100 Photographs to Inherit the World: A Gaze Across Time

100 Photographs to Inherit the World: A Gaze Across Time
#Exhibitions
Elliott Erwitt, California. Berkeley, 1956 | Courtesy Paolo Clerici | © Elliott Erwitt / Magnum Photos

What does it mean to “inherit the world” through an image? The exhibition at MUDEC attempts to answer with a gesture that is as simple as it is ambitious: selecting one hundred photographs to recount two centuries of visual and human history.  Here, photography emerges as a complex language, suspended between document and invention. From early nineteenth-century images - when portraiture was a rare and precious event - we move swiftly into a modern era in which the lens becomes a tool of interpretation.

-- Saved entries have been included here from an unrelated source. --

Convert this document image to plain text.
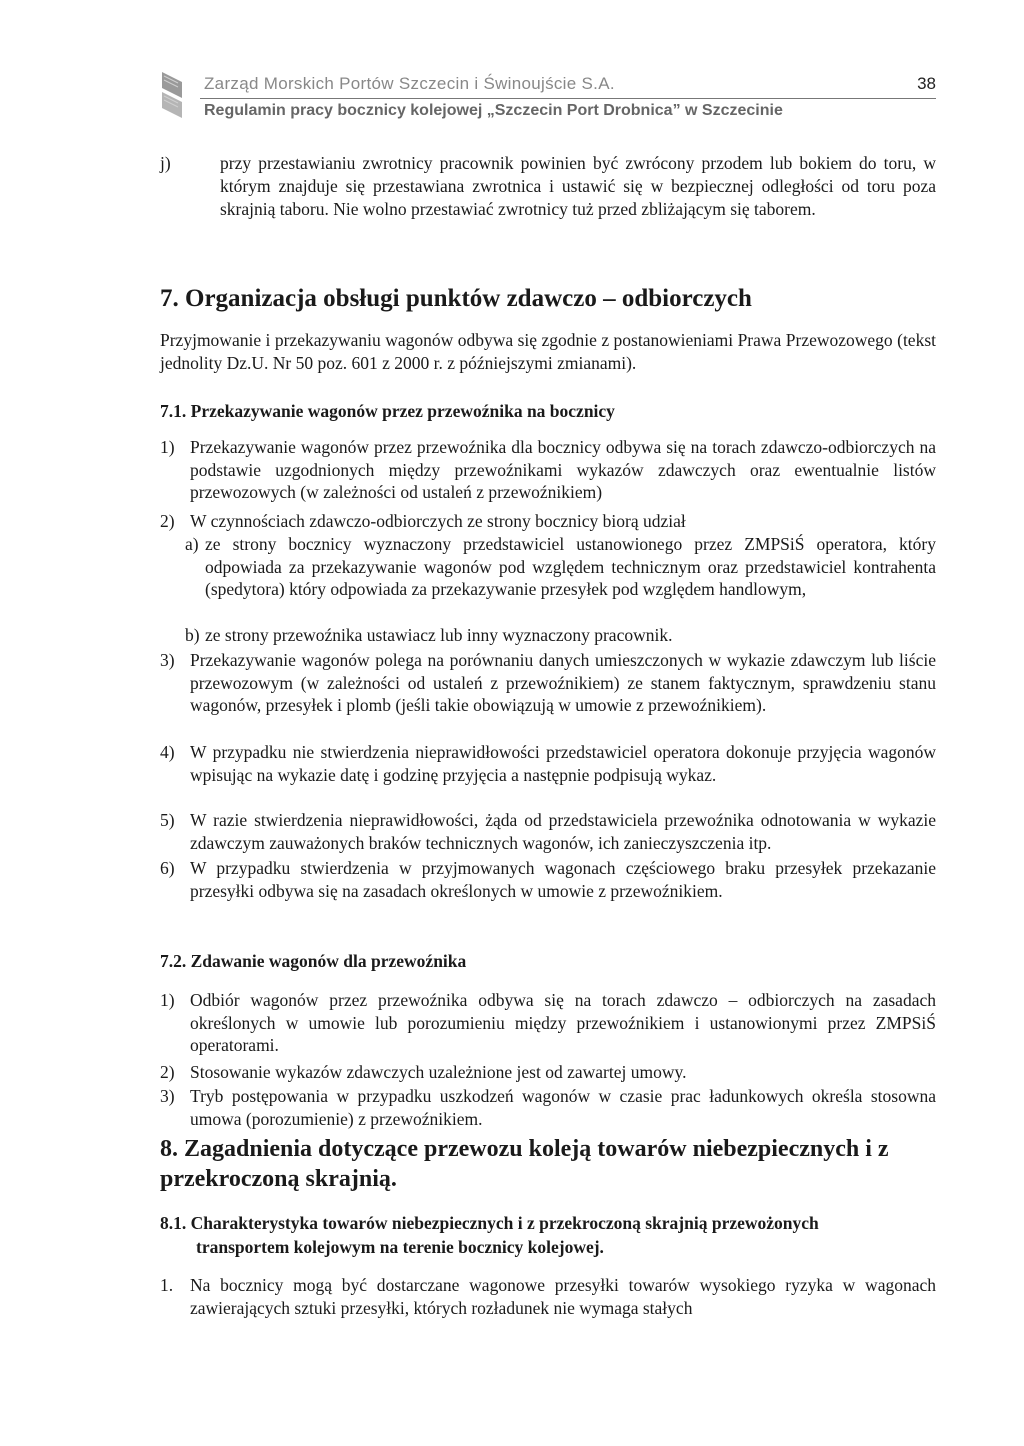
Zarząd Morskich Portów Szczecin i Świnoujście S.A.	38
Regulamin pracy bocznicy kolejowej „Szczecin Port Drobnica” w Szczecinie
j)	przy przestawianiu zwrotnicy pracownik powinien być zwrócony przodem lub bokiem do toru, w którym znajduje się przestawiana zwrotnica i ustawić się w bezpiecznej odległości od toru poza skrajnią taboru. Nie wolno przestawiać zwrotnicy tuż przed zbliżającym się taborem.
7. Organizacja obsługi punktów zdawczo – odbiorczych
Przyjmowanie i przekazywaniu wagonów odbywa się zgodnie z postanowieniami Prawa Przewozowego (tekst jednolity Dz.U. Nr 50 poz. 601 z 2000 r. z późniejszymi zmianami).
7.1. Przekazywanie wagonów przez przewoźnika na bocznicy
1) Przekazywanie wagonów przez przewoźnika dla bocznicy odbywa się na torach zdawczo-odbiorczych na podstawie uzgodnionych między przewoźnikami wykazów zdawczych oraz ewentualnie listów przewozowych (w zależności od ustaleń z przewoźnikiem)
2) W czynnościach zdawczo-odbiorczych ze strony bocznicy biorą udział
a) ze strony bocznicy wyznaczony przedstawiciel ustanowionego przez ZMPSiŚ operatora, który odpowiada za przekazywanie wagonów pod względem technicznym oraz przedstawiciel kontrahenta (spedytora) który odpowiada za przekazywanie przesyłek pod względem handlowym,
b) ze strony przewoźnika ustawiacz lub inny wyznaczony pracownik.
3) Przekazywanie wagonów polega na porównaniu danych umieszczonych w wykazie zdawczym lub liście przewozowym (w zależności od ustaleń z przewoźnikiem) ze stanem faktycznym, sprawdzeniu stanu wagonów, przesyłek i plomb (jeśli takie obowiązują w umowie z przewoźnikiem).
4) W przypadku nie stwierdzenia nieprawidłowości przedstawiciel operatora dokonuje przyjęcia wagonów wpisując na wykazie datę i godzinę przyjęcia a następnie podpisują wykaz.
5) W razie stwierdzenia nieprawidłowości, żąda od przedstawiciela przewoźnika odnotowania w wykazie zdawczym zauważonych braków technicznych wagonów, ich zanieczyszczenia itp.
6) W przypadku stwierdzenia w przyjmowanych wagonach częściowego braku przesyłek przekazanie przesyłki odbywa się na zasadach określonych w umowie z przewoźnikiem.
7.2. Zdawanie wagonów dla przewoźnika
1) Odbiór wagonów przez przewoźnika odbywa się na torach zdawczo – odbiorczych na zasadach określonych w umowie lub porozumieniu między przewoźnikiem i ustanowionymi przez ZMPSiŚ operatorami.
2) Stosowanie wykazów zdawczych uzależnione jest od zawartej umowy.
3) Tryb postępowania w przypadku uszkodzeń wagonów w czasie prac ładunkowych określa stosowna umowa (porozumienie) z przewoźnikiem.
8. Zagadnienia dotyczące przewozu koleją towarów niebezpiecznych i z
przekroczoną skrajnią.
8.1. Charakterystyka towarów niebezpiecznych i z przekroczoną skrajnią przewożonych
transportem kolejowym na terenie bocznicy kolejowej.
1. Na bocznicy mogą być dostarczane wagonowe przesyłki towarów wysokiego ryzyka w wagonach zawierających sztuki przesyłki, których rozładunek nie wymaga stałych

The experiments of artists such as Man Ray and Henri Cartier-Bresson show how photography can construct reality, not merely record it. The journey then opens onto collective history: images that have shaped the twentieth century, from Dorothea Lange’s Migrant Mother to the Moon landing, up to more recent events. Yet alongside the external world, an inner one also emerges: identities, desires, and personal memories take form through the body and through staged imagery. In today’s world, where images proliferate without pause, photography once again questions its own role. No longer just a form of testimony, it becomes a means of navigating the present and imagining the future. More than a history of photography, this exhibition is an invitation to slow down our gaze and to recognize, in every image, a trace of our shared inheritance.